Fig. 2: AAP definition improves the prognosis stratification of MM patients.
figure 2

A, B PFS and OS stratification by SLAMF7 promoter 1 activity. C, D PFS and OS stratification by SLAMF7 gene expression activity. E Final model selected with BIC for PFS including the activity of the AAP1 of SLAMF7, AAP3 of REEP5, and the ISS stage. F, G Kaplan–Meier curves with dichotomized events of PFS in training and test set. The full figure is shown in Supplemental Fig. 1. H Final model selected with BIC for OS including the activity of the AAP2 of BTN3A1, AAP1 of RPL30, AAP3 of ACSS1, AAP1 of RWDD1, AAP1 of SLAMF7, ISS stage, and amplification 1q21. I, J Kaplan–Meier curves with dichotomized events and grouped for better visualization of OS in training and test set. The full figure is shown in Supplemental Fig. 2. Number of events: refers to those factors included in the final PFS or OS model, respectively. ev: events.

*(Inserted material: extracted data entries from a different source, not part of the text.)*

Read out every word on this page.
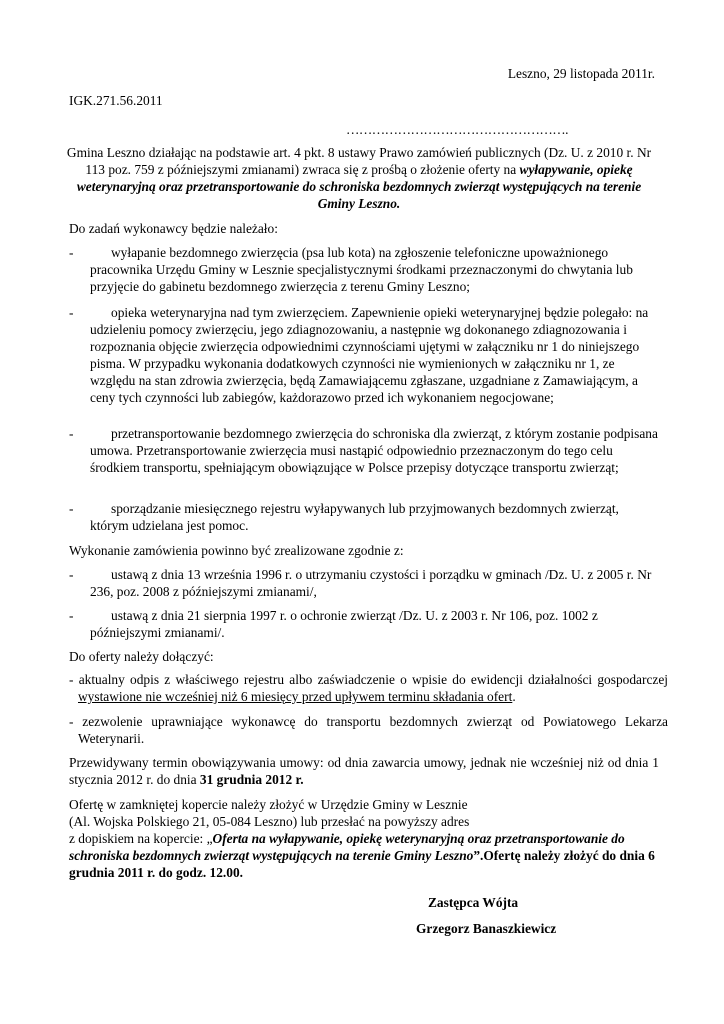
Leszno, 29 listopada 2011r.
IGK.271.56.2011
…………………………………………….
Gmina Leszno działając na podstawie art. 4 pkt. 8 ustawy Prawo zamówień publicznych (Dz. U. z 2010 r. Nr 113 poz. 759 z późniejszymi zmianami) zwraca się z prośbą o złożenie oferty na wyłapywanie, opiekę weterynaryjną oraz przetransportowanie do schroniska bezdomnych zwierząt występujących na terenie Gminy Leszno.
Do zadań wykonawcy będzie należało:
-	wyłapanie bezdomnego zwierzęcia (psa lub kota) na zgłoszenie telefoniczne upoważnionego pracownika Urzędu Gminy w Lesznie specjalistycznymi środkami przeznaczonymi do chwytania lub przyjęcie do gabinetu bezdomnego zwierzęcia z terenu Gminy Leszno;
-	opieka weterynaryjna nad tym zwierzęciem. Zapewnienie opieki weterynaryjnej będzie polegało: na udzieleniu pomocy zwierzęciu, jego zdiagnozowaniu, a następnie wg dokonanego zdiagnozowania i rozpoznania objęcie zwierzęcia odpowiednimi czynnościami ujętymi w załączniku nr 1 do niniejszego pisma. W przypadku wykonania dodatkowych czynności nie wymienionych w załączniku nr 1, ze względu na stan zdrowia zwierzęcia, będą Zamawiającemu zgłaszane, uzgadniane z Zamawiającym, a ceny tych czynności lub zabiegów, każdorazowo przed ich wykonaniem negocjowane;
-	przetransportowanie bezdomnego zwierzęcia do schroniska dla zwierząt, z którym zostanie podpisana umowa. Przetransportowanie zwierzęcia musi nastąpić odpowiednio przeznaczonym do tego celu środkiem transportu, spełniającym obowiązujące w Polsce przepisy dotyczące transportu zwierząt;
-	sporządzanie miesięcznego rejestru wyłapywanych lub przyjmowanych bezdomnych zwierząt, którym udzielana jest pomoc.
Wykonanie zamówienia powinno być zrealizowane zgodnie z:
-	ustawą z dnia 13 września 1996 r. o utrzymaniu czystości i porządku w gminach /Dz. U. z 2005 r. Nr 236, poz. 2008 z późniejszymi zmianami/,
-	ustawą z dnia 21 sierpnia 1997 r. o ochronie zwierząt /Dz. U. z 2003 r. Nr 106, poz. 1002 z późniejszymi zmianami/.
Do oferty należy dołączyć:
- aktualny odpis z właściwego rejestru albo zaświadczenie o wpisie do ewidencji działalności gospodarczej wystawione nie wcześniej niż 6 miesięcy przed upływem terminu składania ofert.
- zezwolenie uprawniające wykonawcę do transportu bezdomnych zwierząt od Powiatowego Lekarza Weterynarii.
Przewidywany termin obowiązywania umowy: od dnia zawarcia umowy, jednak nie wcześniej niż od dnia 1 stycznia 2012 r. do dnia 31 grudnia 2012 r.
Ofertę w zamkniętej kopercie należy złożyć w Urzędzie Gminy w Lesznie
(Al. Wojska Polskiego 21, 05-084 Leszno) lub przesłać na powyższy adres
z dopiskiem na kopercie: „Oferta na wyłapywanie, opiekę weterynaryjną oraz przetransportowanie do schroniska bezdomnych zwierząt występujących na terenie Gminy Leszno”.Ofertę należy złożyć do dnia 6 grudnia 2011 r. do godz. 12.00.
Zastępca Wójta
Grzegorz Banaszkiewicz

Next, using multivariate Cox regression model and stepwise model selection with Bayesian information criterion (BIC) [10], we evaluated the hazard prediction power, for both PFS and OS, of the combination between AAP and risk genetic markers in MM patients [11,12,13,14,15]: ISS, t(4;14), t(14;16), t(14;20), del17p, deletion of CDKN2C, del1p, amp1q and mutations of TP53. Interestingly, we detected that AAP significantly over-perform the information provided by genetic alterations in terms of PFS and OS. In the multivariate analysis, we identified ISS stage and AAP of REEP5 and SLAMF7 genes (Supplemental Fig. 1, Supplemental data 4) with independent prognostic value for PFS, and provided a predictive model whose cumulative activity discriminated 3 different risk groups (Fig. 2E, F). This was also validated in the test cohort (Fig. 2G). Regarding OS, we identified the AAP of five genes, RWDD1, SLAMF7, ACSS1, BTNG3A1, and RPL30 (Supplemental Fig. 1, Supplemental data 4) that together with the ISS stage and amplification of 1q discriminated patients with different prognosis (Fig. 2H; Supplemental Fig. 2A). Again, these factors generated a risk assessment model with four distinct risk groups for OS (Fig. 2I) in the training cohort that was validated in the test cohort (Fig. 2J; Supplemental Fig. 2B). Finally, we also performed an ANOVA test to compare the models derived from genetic risk factors only or combining genetic risk factors with AAP, finding a significant improvement for the combination of both risk factors for PFS (p-value = 2e–5) and OS (p-value = 4e–10).

In summary, in this study, we demonstrate that RNA-seq data can be exploited in a non-conventional way to identify AP and AAP in MM and that the expression derived from AAP shows a greater contribution as a survival risk biomarker than high-risk genetic classifiers used currently in the clinical outcome of MM patients.